Taccola G, Olivieri D, D'Angelo G, Blackburn P, Secchia L, Ballany K.


It is not well-studied how the ubiquitous neuromodulator adenosine (ADO) affects mammalian locomotor network activities. We analyzed this here with focus on roles of 8-cyclopentyl-1,3-dipropylxanthine (DPCPX)-sensitive A(1)-type ADO receptors. For this, we recorded field potentials from ventral lumbar nerve roots and electrically stimulated dorsal roots in isolated newborn rat spinal cords. At ≥ 25μM, bath-applied ADO slowed synchronous bursting upon blockade of anion-channel-mediated synaptic inhibition by bicuculline (20 μM) plus strychnine (1 μM) and this depression was countered by DPCPX (1 μM) as tested at 100 μM ADO. ADO abolished this disinhibited rhythm at ≥ 500 μM. Contrary, the single electrical pulse-evoked dorsal root reflex, which was enhanced in bicuculline/strychnine-containing solution, persisted at all ADO doses (5 μM-2 mM).
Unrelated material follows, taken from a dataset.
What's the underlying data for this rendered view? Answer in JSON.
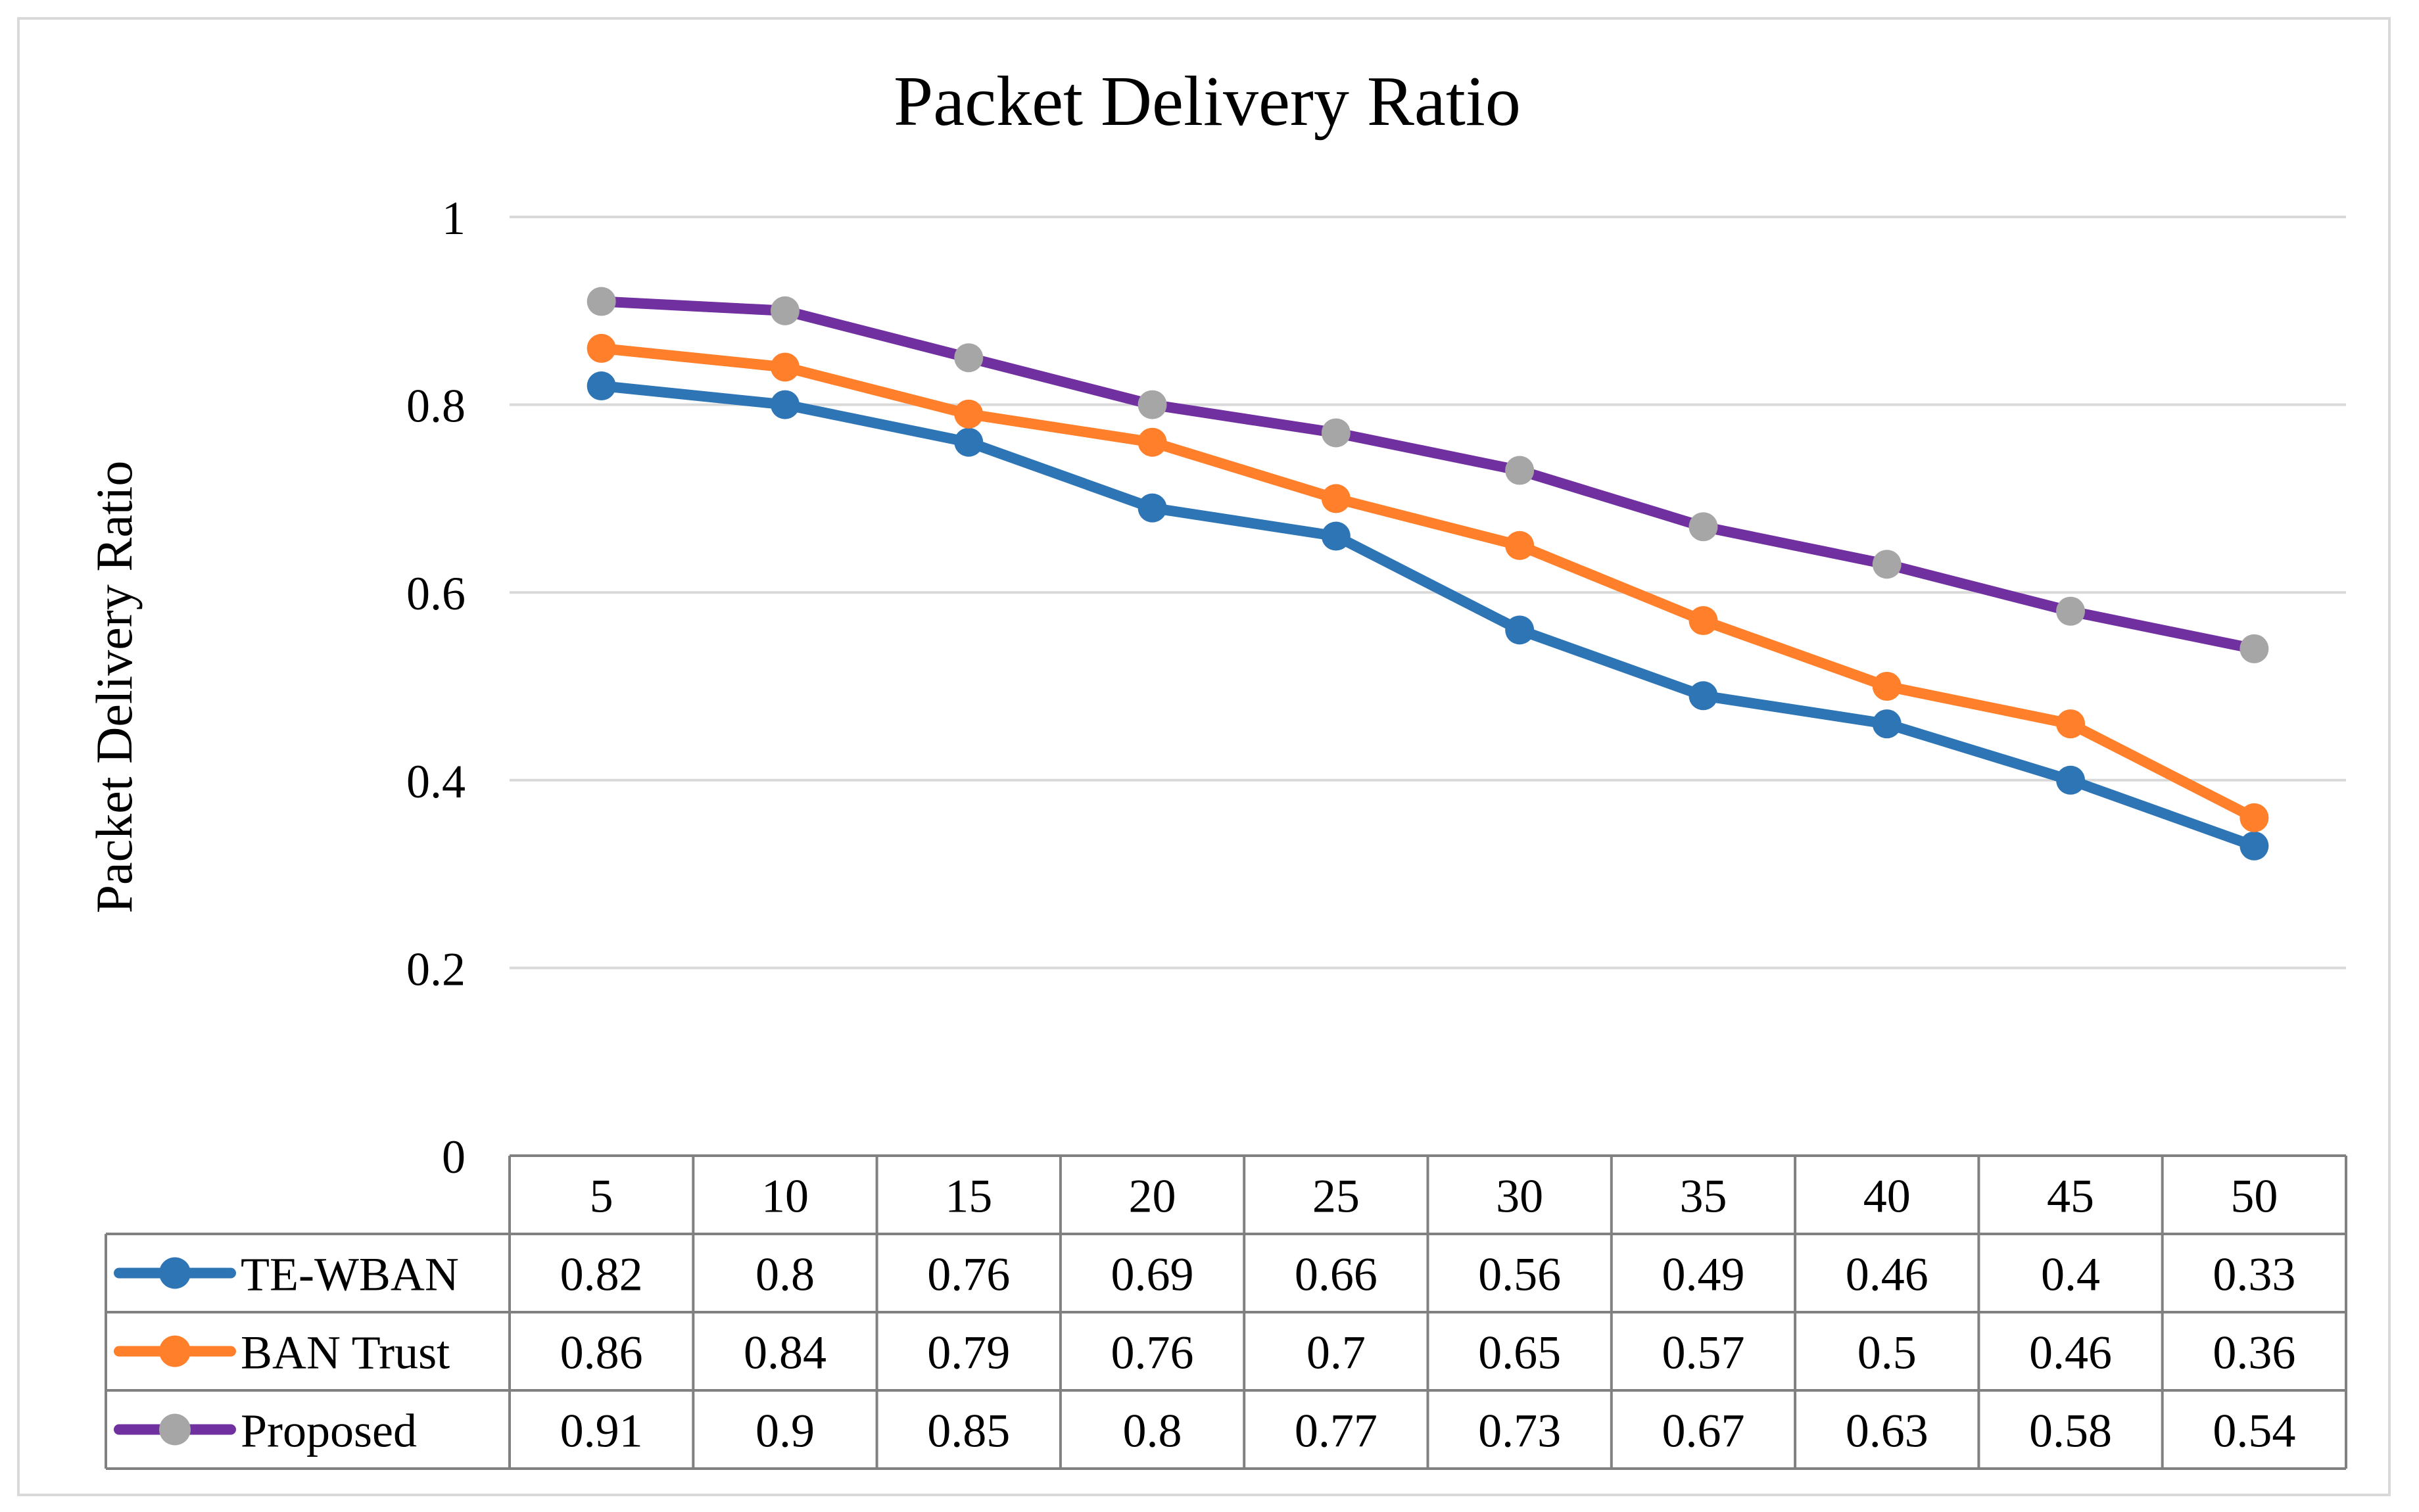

In control solution, ≥ 500 μM ADO depressed this reflex and pulse train-evoked bouts of alternating fictive locomotion; this inhibition was reversed by 1 μM DPCPX. ADO (5 μM-2 mM) did not depress, but stabilize alternating fictive locomotion evoked by serotonin (10 μM) plus N-methyl-d-aspartate (4-5 μM). Addition of DPCPX (1μM) to control solution did not change either the dorsal root reflex or rhythmic activities indicating lack of endogenous A(1) receptor activity. Our findings show A(1) receptor involvement in ADO depression of the dorsal root reflex, electrically evoked fictive locomotion and spontaneous disinhibited lumbar motor bursting. Contrary, chemically evoked fictive locomotion and the enhanced dorsal root reflex in disinhibited lumbar locomotor networks are resistant to ADO. Because ADO effects in standard solution occurred at doses that are notably higher than those occurring in vivo, we hypothesize that newborn rat locomotor networks are rather insensitive to this neuromodulator.